The Lincoln Project co-founder explained that not only could Bolton have explained what all Trump did that was unethical or illegal, but he could have marketed his book off of his patriotic move of stepping forward to protect the United States.

“He might have changed history — and could have told that story firsthand,” wrote Conway. “That would have been a blockbuster for the ages. John Dean’s Blind Ambition spent six months on the New York Times bestseller list, and copies of its 40th-anniversary edition remain available for purchase. Had Bolton been motivated purely by profit or even simple self-aggrandizement, he could have maximized both by testifying.”

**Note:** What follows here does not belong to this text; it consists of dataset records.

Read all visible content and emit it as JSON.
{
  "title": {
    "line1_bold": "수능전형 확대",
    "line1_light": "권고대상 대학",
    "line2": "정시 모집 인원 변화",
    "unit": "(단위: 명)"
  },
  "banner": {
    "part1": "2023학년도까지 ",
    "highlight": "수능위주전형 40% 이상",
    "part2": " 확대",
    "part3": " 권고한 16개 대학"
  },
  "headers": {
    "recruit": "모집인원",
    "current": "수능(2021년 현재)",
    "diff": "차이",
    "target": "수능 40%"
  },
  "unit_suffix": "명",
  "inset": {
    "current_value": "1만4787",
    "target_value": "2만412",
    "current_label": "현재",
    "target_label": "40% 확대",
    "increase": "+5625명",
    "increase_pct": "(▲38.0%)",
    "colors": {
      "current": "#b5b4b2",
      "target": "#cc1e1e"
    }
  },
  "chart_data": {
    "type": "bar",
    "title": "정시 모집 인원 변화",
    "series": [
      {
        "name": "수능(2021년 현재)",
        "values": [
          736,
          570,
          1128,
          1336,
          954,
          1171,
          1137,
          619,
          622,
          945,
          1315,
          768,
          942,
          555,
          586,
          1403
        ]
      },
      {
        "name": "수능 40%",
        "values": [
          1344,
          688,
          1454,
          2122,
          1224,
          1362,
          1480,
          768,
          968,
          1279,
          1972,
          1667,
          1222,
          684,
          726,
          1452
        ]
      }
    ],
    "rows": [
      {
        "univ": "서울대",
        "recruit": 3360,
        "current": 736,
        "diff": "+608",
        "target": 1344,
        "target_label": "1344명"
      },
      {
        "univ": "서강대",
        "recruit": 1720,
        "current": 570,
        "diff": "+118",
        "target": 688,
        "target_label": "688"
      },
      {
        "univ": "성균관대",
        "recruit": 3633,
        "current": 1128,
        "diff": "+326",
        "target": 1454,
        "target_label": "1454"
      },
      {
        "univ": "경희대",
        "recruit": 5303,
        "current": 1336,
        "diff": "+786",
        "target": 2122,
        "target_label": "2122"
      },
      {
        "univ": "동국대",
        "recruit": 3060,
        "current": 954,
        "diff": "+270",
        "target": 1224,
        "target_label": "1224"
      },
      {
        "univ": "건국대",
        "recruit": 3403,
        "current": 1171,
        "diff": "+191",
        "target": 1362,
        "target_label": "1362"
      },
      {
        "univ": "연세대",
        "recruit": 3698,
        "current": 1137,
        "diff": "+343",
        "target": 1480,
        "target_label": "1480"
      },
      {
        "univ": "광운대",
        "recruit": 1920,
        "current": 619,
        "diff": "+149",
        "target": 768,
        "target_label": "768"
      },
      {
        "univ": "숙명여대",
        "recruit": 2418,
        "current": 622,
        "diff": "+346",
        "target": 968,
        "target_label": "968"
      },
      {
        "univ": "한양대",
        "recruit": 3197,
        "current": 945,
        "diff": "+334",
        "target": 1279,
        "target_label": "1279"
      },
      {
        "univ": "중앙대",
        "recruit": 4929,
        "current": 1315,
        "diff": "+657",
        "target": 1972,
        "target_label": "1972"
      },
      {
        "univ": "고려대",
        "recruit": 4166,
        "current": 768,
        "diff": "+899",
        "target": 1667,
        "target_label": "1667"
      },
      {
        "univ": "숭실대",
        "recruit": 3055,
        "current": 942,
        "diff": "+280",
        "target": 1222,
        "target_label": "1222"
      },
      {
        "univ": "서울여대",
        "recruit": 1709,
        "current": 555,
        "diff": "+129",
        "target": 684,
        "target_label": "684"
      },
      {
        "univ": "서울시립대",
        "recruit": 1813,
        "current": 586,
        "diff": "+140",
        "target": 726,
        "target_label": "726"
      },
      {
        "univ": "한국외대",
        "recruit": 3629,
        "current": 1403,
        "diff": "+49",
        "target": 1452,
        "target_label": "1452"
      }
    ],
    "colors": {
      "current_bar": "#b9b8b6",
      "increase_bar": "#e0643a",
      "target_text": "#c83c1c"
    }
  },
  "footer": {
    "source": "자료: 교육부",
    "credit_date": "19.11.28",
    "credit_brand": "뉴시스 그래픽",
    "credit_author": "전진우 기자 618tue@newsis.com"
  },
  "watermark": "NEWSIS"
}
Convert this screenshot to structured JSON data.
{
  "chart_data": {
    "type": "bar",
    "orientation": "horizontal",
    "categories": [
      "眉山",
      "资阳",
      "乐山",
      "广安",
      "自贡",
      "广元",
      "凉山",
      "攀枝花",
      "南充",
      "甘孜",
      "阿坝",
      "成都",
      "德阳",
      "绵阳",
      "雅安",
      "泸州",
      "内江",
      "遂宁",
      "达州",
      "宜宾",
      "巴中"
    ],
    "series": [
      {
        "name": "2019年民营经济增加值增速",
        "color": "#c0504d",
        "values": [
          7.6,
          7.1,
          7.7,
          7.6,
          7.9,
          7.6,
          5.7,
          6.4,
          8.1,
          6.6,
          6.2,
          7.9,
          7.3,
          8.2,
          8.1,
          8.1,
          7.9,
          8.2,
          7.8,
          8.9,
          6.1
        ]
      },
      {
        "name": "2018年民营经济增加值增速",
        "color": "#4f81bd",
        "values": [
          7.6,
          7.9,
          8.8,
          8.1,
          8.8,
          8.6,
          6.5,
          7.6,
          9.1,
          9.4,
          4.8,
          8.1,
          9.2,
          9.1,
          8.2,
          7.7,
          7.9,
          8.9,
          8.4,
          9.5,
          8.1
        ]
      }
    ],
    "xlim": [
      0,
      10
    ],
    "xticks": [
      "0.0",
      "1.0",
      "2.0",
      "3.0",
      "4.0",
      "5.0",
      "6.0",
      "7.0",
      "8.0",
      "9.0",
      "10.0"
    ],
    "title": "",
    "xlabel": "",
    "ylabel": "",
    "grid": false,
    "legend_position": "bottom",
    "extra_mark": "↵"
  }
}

Conway said he has no idea why Bolton didn’t make such a move.

“It wasn’t because Bolton feared Trump; he plainly does not,” the editorial explained. “The promotional materials for his book, which tell us Bolton is perfectly happy to brand Trump an unfit, self-absorbed menace to America’s security, make that clear.”

Bolton didn’t care about helping Trump, much less helping Democrats, or spiting them. He clearly can’t stand Trump and burned any bridges to the administration that he would have had.

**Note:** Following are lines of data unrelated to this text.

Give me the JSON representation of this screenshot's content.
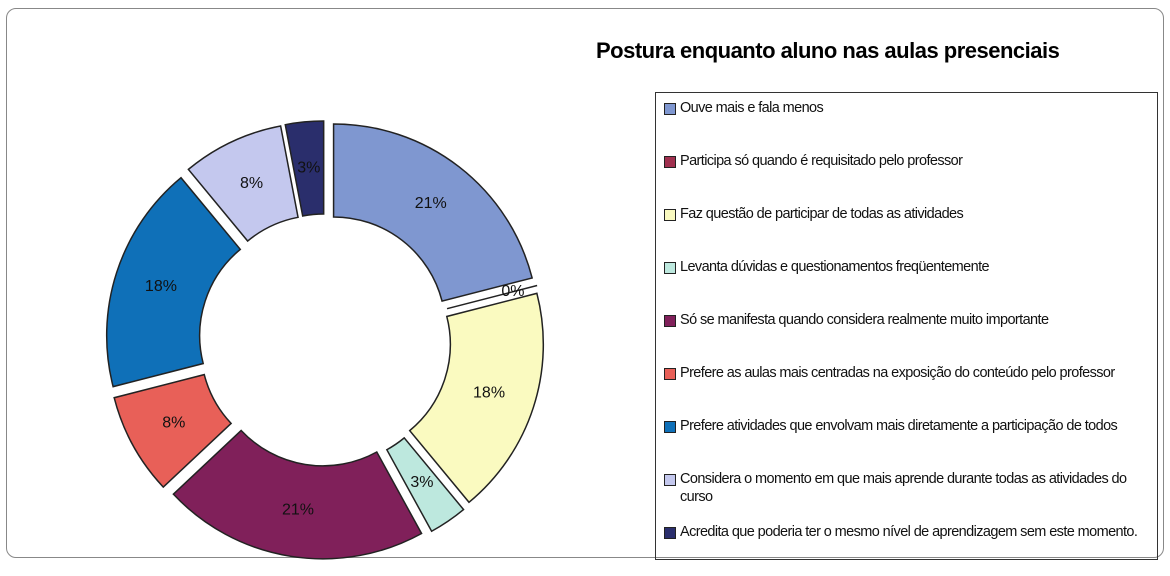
{
  "chart_data": {
    "type": "donut",
    "title": "Postura enquanto aluno nas aulas presenciais",
    "categories": [
      "Ouve mais e fala menos",
      "Participa só quando é requisitado pelo professor",
      "Faz questão de participar de todas as atividades",
      "Levanta dúvidas e questionamentos freqüentemente",
      "Só se manifesta quando considera realmente muito importante",
      "Prefere as aulas mais centradas na exposição do conteúdo pelo professor",
      "Prefere atividades  que envolvam mais diretamente a participação de todos",
      "Considera o momento em que mais aprende durante todas as atividades do curso",
      "Acredita que poderia ter o mesmo nível de aprendizagem sem este momento."
    ],
    "values": [
      21,
      0,
      18,
      3,
      21,
      8,
      18,
      8,
      3
    ],
    "value_labels": [
      "21%",
      "0%",
      "18%",
      "3%",
      "21%",
      "8%",
      "18%",
      "8%",
      "3%"
    ],
    "colors": [
      "#7f97d0",
      "#a0304f",
      "#fafac0",
      "#bde8de",
      "#80205a",
      "#e86058",
      "#0f70b8",
      "#c4c8ee",
      "#2a2e6c"
    ],
    "legend": "right"
  }
}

“And had Bolton’s testimony led to a Senate conviction, the result, of course, would have been … President Pence. Republicans would have been better off,” he wrote. “Nor did fear of legal consequences keep Bolton mute. He obviously doesn’t think that Trump has any power to keep him from telling his story, under oath or otherwise; he’s publishing his book even though he hasn’t received clearance from the government. That means he doesn’t think anything he has to say is legitimately classified or subject to executive privilege, which in turn means he could have testified to it all six months ago. And even if he left some classified details out of the book, he could have testified about them behind closed doors.”

The only reason that Conway can think of that Bolton would have done it this way is that he does expect to be called before Congress after his book is published. Bolton essentially forced Congress to make him testify, but it didn’t work. So he tried leaking little bits of key information that normally would have brought him as a witness. That didn’t work either; Republicans chose the “ignorance is bliss” philosophy.

“Bolton made one fateful misjudgment. He overestimated the character, honor and patriotism of Senate Republicans,” said Conway. But Bolton was wrong.

“For that miscalculation, both he and the nation — but especially the nation — have paid a great price,” he closed.